**Definition:**In email marketing, a soft bounce is an email which is temporarily undeliverable, usually because of some problem on the recipient's side. Soft bounces are measured in ecommerce email marketing campaigns, indicating addresses which are still usable but currently unavailable.
A high bounce rate indicates that a mailing list may be old, inaccurate or filled with fake addresses. Any bounce rate over 8 percent is in danger of not only wasting resources, but running afoul of whichever email service you utilize.
While soft bounces indicate a temporary problem, hard bounces are emails that will never be deliverable, usually because the address doesn't exist. Soft bounces indicate that the address exists and is correct, but couldn't be delivered. Some reasons soft bounces occur are:
The recipient's inbox is full.
The email server is offline.
The email is too large for the server to handle.

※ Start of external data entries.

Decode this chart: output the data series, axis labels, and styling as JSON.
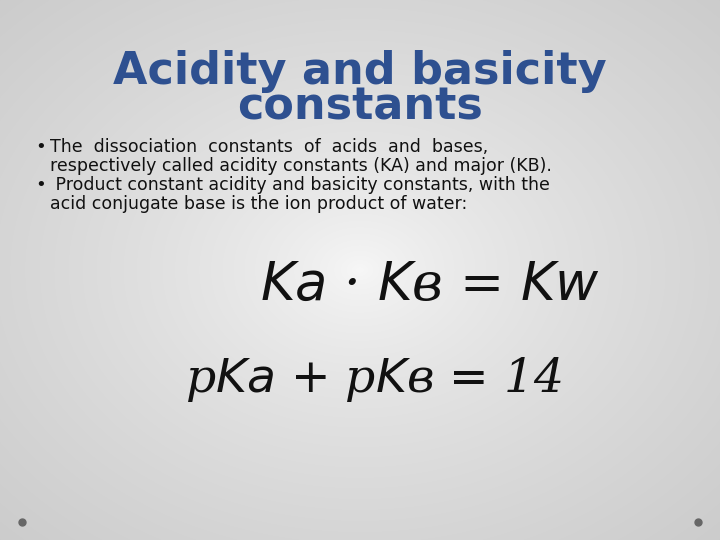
{
  "title_line1": "Acidity and basicity",
  "title_line2": "constants",
  "title_color": "#2E5090",
  "title_fontsize": 32,
  "bullet1_line1": "The  dissociation  constants  of  acids  and  bases,",
  "bullet1_line2": "respectively called acidity constants (KA) and major (KB).",
  "bullet2_line1": " Product constant acidity and basicity constants, with the",
  "bullet2_line2": "acid conjugate base is the ion product of water:",
  "bullet_fontsize": 12.5,
  "text_color": "#111111",
  "dot_color": "#666666",
  "bg_light": "#f8f8f8",
  "bg_dark": "#b8b8c8"
}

Some emails that are returned as undeliverable may not tell you why they couldn't be delivered, but others will provide a code which indicates the bounce type. Knowing and interpreting bounce codes is the first step to distinguishing between these two types of failed emails.
A soft bounce means that you can try to send the message again in hopes that the problem will be fixed. Some email marketing services will resend soft bounces automatically, but after a set number of tries, will give up and label the address as a hard bounce.
Keep in mind that soft bounces do not result from blacklists or spam filters. If your marketing email gets shunted into an email provider or individual user's spam folder, you may never know. It's important that you utilize strategies that minimize both bounces and spam labeling:
Examine mailing lists for improperly formatted addresses, such as missing punctuation or obviously incorrect domain suffixes.
When a user first signs up for your mailing list, send a confirmation email which includes a call to action. Replies are certain to originate from a correct address and will add your address to a user's white list.
Test your messages on all the major email servers before sending them to your list - you can discover beforehand whether the message is too large or gets automatically shunted into spam.
For websites that include user login, give your users the opportunity to manage their accounts, including updating their email.
Give users the opportunity to update their email addresses during the checkout process.
Avoid buying mailing lists, cultivate your own from opt-in users.
Always include a prominent and easy to use unsubscribe link in all emails. This builds trust with both users and email platforms.
Avoid telltale spam triggers such as: long subject lines, all caps, attachments, embedded images and spam words.
Email marketing is still a very successful strategy for driving website traffic. Soft bounces and bounce rates in general are a good metric for knowing if your mailing lists are as good as they could be.